Mazagan fait chou blanc
Mazagan a décidément la guigne. Le resort, qui a coûté un investissement de 3,1 milliards de dirhams, a essuyé des difficultés depuis son ouverture en 2009 et a même dû se repositionner en lorgnant des clients essentiellement marocains et moins bling bling. Maintenant, à cause de la Covid-19, il voit l’extension de son projet freinée dans son élan. En effet, conçu pour 150.000 habitants, ce chantier situé entre El Jadida et Azemmour, était jusqu’au début de 2020 encore en cours de réalisation. «C’est une expérience de ville déconnectée du réseau. On y fabrique tout : une grande université, des incubateurs, un musée, des habitations, etc. Les premières maisons seront construites d’ici à fin 2020», avait même déclaré l’architecte en charge, Tarik Oualalou en juillet 2019 dans les colonnes de notre confrère Jeune Afrique.

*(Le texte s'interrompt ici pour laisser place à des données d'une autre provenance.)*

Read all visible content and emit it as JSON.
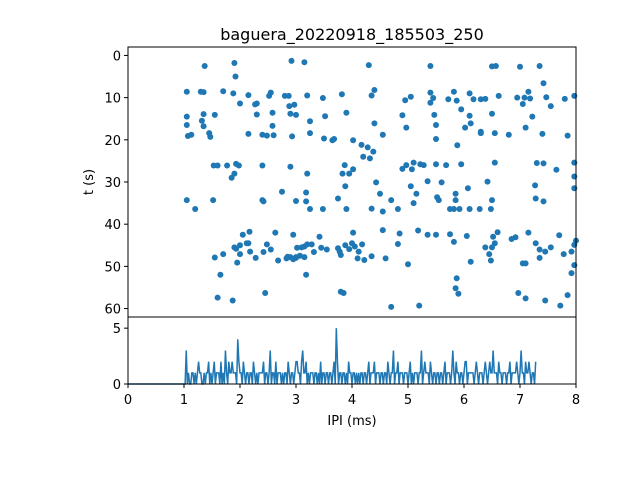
{
  "chart_data": [
    {
      "type": "scatter",
      "title": "baguera_20220918_185503_250",
      "xlabel": "",
      "ylabel": "t (s)",
      "xlim": [
        0,
        8
      ],
      "ylim": [
        62,
        -2
      ],
      "y_inverted": true,
      "yticks": [
        "0",
        "10",
        "20",
        "30",
        "40",
        "50",
        "60"
      ],
      "color": "#1f77b4",
      "grid": false,
      "points": [
        [
          1.37,
          2.5
        ],
        [
          1.9,
          1.8
        ],
        [
          1.92,
          5.0
        ],
        [
          2.92,
          1.3
        ],
        [
          3.15,
          1.6
        ],
        [
          4.3,
          2.3
        ],
        [
          5.4,
          2.5
        ],
        [
          6.5,
          2.6
        ],
        [
          6.57,
          2.5
        ],
        [
          7.0,
          2.7
        ],
        [
          7.35,
          2.5
        ],
        [
          1.05,
          8.6
        ],
        [
          1.3,
          8.6
        ],
        [
          1.35,
          8.7
        ],
        [
          1.7,
          8.5
        ],
        [
          1.88,
          9.0
        ],
        [
          2.15,
          9.4
        ],
        [
          2.52,
          9.6
        ],
        [
          2.55,
          8.8
        ],
        [
          2.8,
          9.6
        ],
        [
          2.87,
          9.6
        ],
        [
          3.2,
          9.5
        ],
        [
          3.48,
          10.1
        ],
        [
          3.82,
          9.2
        ],
        [
          4.35,
          9.5
        ],
        [
          4.4,
          8.2
        ],
        [
          4.95,
          10.6
        ],
        [
          5.05,
          9.8
        ],
        [
          5.4,
          8.8
        ],
        [
          5.45,
          10.1
        ],
        [
          5.72,
          10.4
        ],
        [
          5.82,
          8.6
        ],
        [
          5.87,
          10.7
        ],
        [
          6.17,
          10.4
        ],
        [
          6.3,
          10.4
        ],
        [
          6.38,
          10.3
        ],
        [
          6.62,
          9.6
        ],
        [
          6.95,
          10.0
        ],
        [
          7.08,
          10.0
        ],
        [
          7.18,
          10.2
        ],
        [
          7.47,
          9.9
        ],
        [
          7.8,
          10.3
        ],
        [
          7.97,
          9.6
        ],
        [
          7.15,
          8.6
        ],
        [
          7.42,
          6.6
        ],
        [
          6.1,
          9.0
        ],
        [
          1.07,
          19.1
        ],
        [
          1.13,
          18.8
        ],
        [
          1.35,
          13.9
        ],
        [
          1.47,
          19.3
        ],
        [
          2.0,
          11.4
        ],
        [
          2.27,
          11.6
        ],
        [
          2.3,
          14.0
        ],
        [
          2.58,
          13.6
        ],
        [
          2.6,
          18.9
        ],
        [
          2.88,
          12.0
        ],
        [
          2.9,
          13.8
        ],
        [
          2.97,
          11.7
        ],
        [
          3.0,
          14.1
        ],
        [
          3.25,
          18.4
        ],
        [
          3.52,
          14.4
        ],
        [
          3.9,
          13.6
        ],
        [
          4.4,
          16.1
        ],
        [
          4.9,
          14.2
        ],
        [
          5.4,
          11.2
        ],
        [
          5.47,
          14.1
        ],
        [
          5.95,
          12.8
        ],
        [
          6.1,
          14.3
        ],
        [
          6.5,
          13.8
        ],
        [
          7.05,
          11.5
        ],
        [
          7.22,
          14.5
        ],
        [
          7.55,
          12.0
        ],
        [
          1.05,
          16.5
        ],
        [
          1.55,
          14.1
        ],
        [
          1.35,
          16.8
        ],
        [
          2.3,
          11.4
        ],
        [
          6.02,
          17.1
        ],
        [
          6.3,
          18.1
        ],
        [
          1.05,
          14.5
        ],
        [
          1.32,
          15.5
        ],
        [
          1.45,
          18.4
        ],
        [
          2.15,
          18.6
        ],
        [
          2.4,
          18.8
        ],
        [
          2.58,
          16.7
        ],
        [
          2.93,
          19.2
        ],
        [
          3.25,
          15.6
        ],
        [
          3.5,
          19.7
        ],
        [
          3.68,
          19.8
        ],
        [
          4.02,
          20.1
        ],
        [
          4.28,
          21.8
        ],
        [
          4.17,
          21.2
        ],
        [
          4.55,
          18.8
        ],
        [
          4.97,
          17.1
        ],
        [
          5.5,
          19.8
        ],
        [
          5.88,
          21.3
        ],
        [
          5.5,
          16.5
        ],
        [
          6.12,
          16.1
        ],
        [
          6.3,
          18.4
        ],
        [
          6.55,
          18.4
        ],
        [
          6.8,
          18.8
        ],
        [
          7.1,
          17.1
        ],
        [
          7.4,
          18.6
        ],
        [
          7.85,
          19.0
        ],
        [
          3.65,
          20.1
        ],
        [
          2.48,
          19.0
        ],
        [
          1.53,
          26.1
        ],
        [
          1.6,
          26.1
        ],
        [
          1.77,
          26.1
        ],
        [
          1.93,
          25.7
        ],
        [
          1.98,
          26.1
        ],
        [
          2.4,
          26.1
        ],
        [
          2.9,
          26.4
        ],
        [
          3.87,
          26.0
        ],
        [
          4.02,
          27.0
        ],
        [
          4.2,
          24.0
        ],
        [
          4.32,
          24.4
        ],
        [
          5.1,
          25.4
        ],
        [
          5.07,
          27.0
        ],
        [
          5.22,
          25.8
        ],
        [
          5.28,
          26.0
        ],
        [
          5.5,
          25.8
        ],
        [
          5.68,
          26.0
        ],
        [
          5.35,
          29.8
        ],
        [
          5.95,
          25.8
        ],
        [
          6.07,
          31.5
        ],
        [
          6.55,
          25.4
        ],
        [
          7.3,
          25.5
        ],
        [
          7.42,
          25.6
        ],
        [
          7.65,
          27.1
        ],
        [
          7.97,
          25.4
        ],
        [
          4.97,
          26.0
        ],
        [
          4.38,
          22.8
        ],
        [
          4.9,
          26.9
        ],
        [
          2.75,
          32.3
        ],
        [
          3.2,
          28.0
        ],
        [
          3.83,
          28.0
        ],
        [
          3.95,
          28.0
        ],
        [
          3.88,
          31.0
        ],
        [
          3.18,
          32.5
        ],
        [
          4.43,
          30.1
        ],
        [
          4.5,
          32.8
        ],
        [
          5.05,
          31.0
        ],
        [
          5.6,
          30.1
        ],
        [
          6.42,
          29.9
        ],
        [
          7.27,
          30.8
        ],
        [
          7.97,
          31.5
        ],
        [
          7.97,
          28.7
        ],
        [
          5.15,
          32.8
        ],
        [
          5.85,
          32.8
        ],
        [
          1.9,
          28.0
        ],
        [
          1.85,
          29.0
        ],
        [
          1.05,
          34.3
        ],
        [
          1.52,
          34.3
        ],
        [
          1.2,
          36.4
        ],
        [
          2.4,
          34.3
        ],
        [
          2.42,
          34.6
        ],
        [
          3.0,
          34.5
        ],
        [
          3.18,
          34.6
        ],
        [
          3.25,
          36.4
        ],
        [
          3.48,
          36.4
        ],
        [
          3.75,
          33.9
        ],
        [
          3.9,
          36.4
        ],
        [
          4.35,
          36.3
        ],
        [
          4.7,
          34.3
        ],
        [
          4.82,
          36.4
        ],
        [
          4.55,
          37.0
        ],
        [
          5.52,
          33.6
        ],
        [
          5.55,
          34.3
        ],
        [
          5.85,
          34.3
        ],
        [
          5.75,
          36.4
        ],
        [
          5.82,
          36.4
        ],
        [
          5.92,
          36.4
        ],
        [
          6.1,
          36.4
        ],
        [
          6.28,
          36.4
        ],
        [
          6.5,
          34.3
        ],
        [
          6.48,
          36.4
        ],
        [
          7.42,
          34.6
        ],
        [
          7.28,
          33.9
        ],
        [
          5.1,
          35.0
        ],
        [
          1.55,
          47.9
        ],
        [
          1.9,
          45.5
        ],
        [
          1.93,
          45.8
        ],
        [
          2.0,
          45.0
        ],
        [
          2.05,
          42.5
        ],
        [
          2.12,
          44.5
        ],
        [
          2.17,
          41.8
        ],
        [
          2.42,
          46.6
        ],
        [
          2.48,
          44.8
        ],
        [
          2.55,
          46.0
        ],
        [
          2.63,
          42.0
        ],
        [
          2.95,
          42.5
        ],
        [
          3.0,
          47.8
        ],
        [
          3.02,
          45.6
        ],
        [
          3.07,
          47.5
        ],
        [
          3.1,
          45.5
        ],
        [
          3.15,
          45.3
        ],
        [
          3.2,
          44.8
        ],
        [
          3.28,
          44.8
        ],
        [
          3.32,
          46.6
        ],
        [
          3.45,
          45.6
        ],
        [
          3.75,
          45.7
        ],
        [
          3.8,
          47.3
        ],
        [
          3.88,
          45.0
        ],
        [
          4.0,
          44.5
        ],
        [
          4.05,
          45.3
        ],
        [
          4.12,
          46.5
        ],
        [
          4.18,
          44.8
        ],
        [
          4.02,
          42.0
        ],
        [
          4.35,
          47.6
        ],
        [
          4.6,
          48.1
        ],
        [
          4.82,
          44.7
        ],
        [
          4.55,
          41.4
        ],
        [
          4.85,
          42.2
        ],
        [
          5.18,
          41.5
        ],
        [
          5.35,
          42.5
        ],
        [
          5.5,
          42.5
        ],
        [
          5.75,
          42.4
        ],
        [
          5.82,
          44.2
        ],
        [
          6.05,
          42.8
        ],
        [
          6.38,
          45.5
        ],
        [
          6.45,
          47.1
        ],
        [
          6.5,
          45.5
        ],
        [
          6.52,
          43.0
        ],
        [
          6.6,
          41.9
        ],
        [
          6.85,
          43.5
        ],
        [
          6.92,
          43.1
        ],
        [
          7.05,
          49.3
        ],
        [
          7.1,
          49.3
        ],
        [
          7.15,
          42.0
        ],
        [
          7.28,
          44.5
        ],
        [
          7.35,
          46.0
        ],
        [
          7.45,
          46.5
        ],
        [
          7.55,
          45.5
        ],
        [
          7.7,
          42.6
        ],
        [
          7.78,
          47.1
        ],
        [
          7.92,
          46.5
        ],
        [
          7.97,
          44.9
        ],
        [
          8.0,
          43.9
        ],
        [
          2.0,
          47.1
        ],
        [
          2.15,
          44.5
        ],
        [
          2.18,
          46.5
        ],
        [
          3.95,
          45.9
        ],
        [
          3.55,
          46.0
        ],
        [
          3.42,
          43.0
        ],
        [
          3.78,
          46.5
        ],
        [
          6.55,
          44.5
        ],
        [
          1.7,
          47.1
        ],
        [
          2.28,
          48.0
        ],
        [
          2.83,
          48.1
        ],
        [
          2.9,
          47.8
        ],
        [
          3.0,
          48.0
        ],
        [
          3.15,
          47.8
        ],
        [
          2.95,
          48.3
        ],
        [
          2.85,
          47.7
        ],
        [
          1.95,
          49.1
        ],
        [
          1.65,
          52.0
        ],
        [
          1.6,
          57.4
        ],
        [
          1.87,
          58.1
        ],
        [
          2.45,
          56.3
        ],
        [
          3.8,
          56.0
        ],
        [
          3.85,
          56.3
        ],
        [
          4.7,
          59.6
        ],
        [
          5.2,
          59.3
        ],
        [
          5.85,
          55.2
        ],
        [
          5.9,
          56.5
        ],
        [
          6.12,
          48.9
        ],
        [
          6.48,
          48.6
        ],
        [
          6.97,
          56.3
        ],
        [
          7.1,
          57.6
        ],
        [
          7.45,
          58.1
        ],
        [
          7.72,
          59.3
        ],
        [
          7.85,
          56.8
        ],
        [
          7.92,
          51.6
        ],
        [
          7.97,
          49.7
        ],
        [
          4.22,
          48.5
        ],
        [
          5.0,
          49.5
        ],
        [
          5.87,
          52.8
        ],
        [
          7.35,
          48.0
        ],
        [
          4.1,
          48.1
        ],
        [
          2.68,
          48.6
        ],
        [
          3.18,
          52.0
        ]
      ]
    },
    {
      "type": "line",
      "title": "",
      "xlabel": "IPI (ms)",
      "ylabel": "",
      "xlim": [
        0,
        8
      ],
      "ylim": [
        0,
        6
      ],
      "xticks": [
        "0",
        "1",
        "2",
        "3",
        "4",
        "5",
        "6",
        "7",
        "8"
      ],
      "yticks": [
        "0",
        "5"
      ],
      "color": "#1f77b4",
      "bin_width": 0.02,
      "start": 0,
      "values": [
        0,
        0,
        0,
        0,
        0,
        0,
        0,
        0,
        0,
        0,
        0,
        0,
        0,
        0,
        0,
        0,
        0,
        0,
        0,
        0,
        0,
        0,
        0,
        0,
        0,
        0,
        0,
        0,
        0,
        0,
        0,
        0,
        0,
        0,
        0,
        0,
        0,
        0,
        0,
        0,
        0,
        0,
        0,
        0,
        0,
        0,
        0,
        0,
        0,
        0,
        0,
        0,
        3,
        0,
        1,
        0,
        0,
        1,
        1,
        0,
        1,
        0,
        1,
        2,
        1,
        1,
        0,
        0,
        1,
        0,
        1,
        1,
        2,
        0,
        1,
        0,
        1,
        2,
        0,
        1,
        1,
        1,
        0,
        2,
        0,
        1,
        0,
        3,
        1,
        0,
        2,
        1,
        1,
        2,
        1,
        1,
        1,
        0,
        4,
        2,
        1,
        1,
        0,
        2,
        1,
        0,
        1,
        1,
        0,
        1,
        1,
        0,
        2,
        1,
        0,
        1,
        0,
        1,
        1,
        1,
        1,
        2,
        0,
        1,
        1,
        0,
        1,
        3,
        0,
        1,
        1,
        0,
        2,
        0,
        1,
        1,
        1,
        0,
        1,
        0,
        1,
        1,
        0,
        2,
        1,
        0,
        1,
        1,
        0,
        1,
        2,
        2,
        1,
        1,
        0,
        2,
        3,
        1,
        1,
        2,
        0,
        1,
        0,
        1,
        1,
        1,
        0,
        1,
        1,
        0,
        1,
        0,
        2,
        0,
        1,
        1,
        0,
        1,
        1,
        0,
        1,
        1,
        0,
        1,
        2,
        0,
        5,
        2,
        0,
        1,
        1,
        0,
        1,
        1,
        0,
        1,
        0,
        2,
        1,
        1,
        0,
        1,
        1,
        0,
        1,
        0,
        1,
        0,
        1,
        1,
        0,
        1,
        1,
        0,
        1,
        2,
        0,
        1,
        1,
        1,
        2,
        0,
        1,
        1,
        1,
        0,
        1,
        1,
        0,
        1,
        1,
        0,
        2,
        1,
        0,
        1,
        1,
        3,
        0,
        1,
        1,
        2,
        0,
        1,
        1,
        1,
        0,
        1,
        1,
        1,
        0,
        1,
        2,
        0,
        1,
        0,
        1,
        1,
        1,
        0,
        1,
        1,
        3,
        0,
        1,
        2,
        1,
        1,
        1,
        0,
        2,
        1,
        0,
        1,
        1,
        0,
        1,
        1,
        0,
        1,
        1,
        0,
        1,
        2,
        0,
        1,
        1,
        1,
        0,
        1,
        3,
        1,
        0,
        2,
        1,
        1,
        0,
        1,
        1,
        0,
        1,
        2,
        2,
        0,
        1,
        1,
        1,
        1,
        1,
        0,
        1,
        2,
        1,
        0,
        1,
        1,
        1,
        0,
        1,
        2,
        1,
        0,
        1,
        2,
        1,
        1,
        3,
        1,
        1,
        1,
        0,
        2,
        1,
        1,
        0,
        1,
        1,
        1,
        0,
        1,
        1,
        2,
        0,
        1,
        1,
        1,
        1,
        2,
        1,
        0,
        1,
        3,
        1,
        1,
        0,
        2,
        1,
        1,
        2,
        1,
        0,
        1,
        1,
        0,
        2
      ]
    }
  ]
}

Ayant démarré, il y a un peu plus de deux ans, ce projet urbain, cofinancé à hauteur de plusieurs milliards de dirhams par le Maroc et l’OCP, réunis au sein de la société d’aménagement SAEDM, était censé réinventer Mazagan pour en faire «une ville nouvelle et innovante». C’est ce qu’avait, en tous cas, assuré Oualalou, fondateur de l’agence d’architecture et d’urbanisme Oualalou + Choi qui s’occupe du projet urbain de Magazan et dont les travaux allaient bon train il y a à peine trois mois. Mais au bout du compte, ses prévisions sont tombées par terre à cause de la pandémie et il faudrait un miracle pour que l’extension de Mazagan, cette gigantesque station balnéaire sur 250 hectares se réalise à temps, c’est-à-dire avant la fin 2020.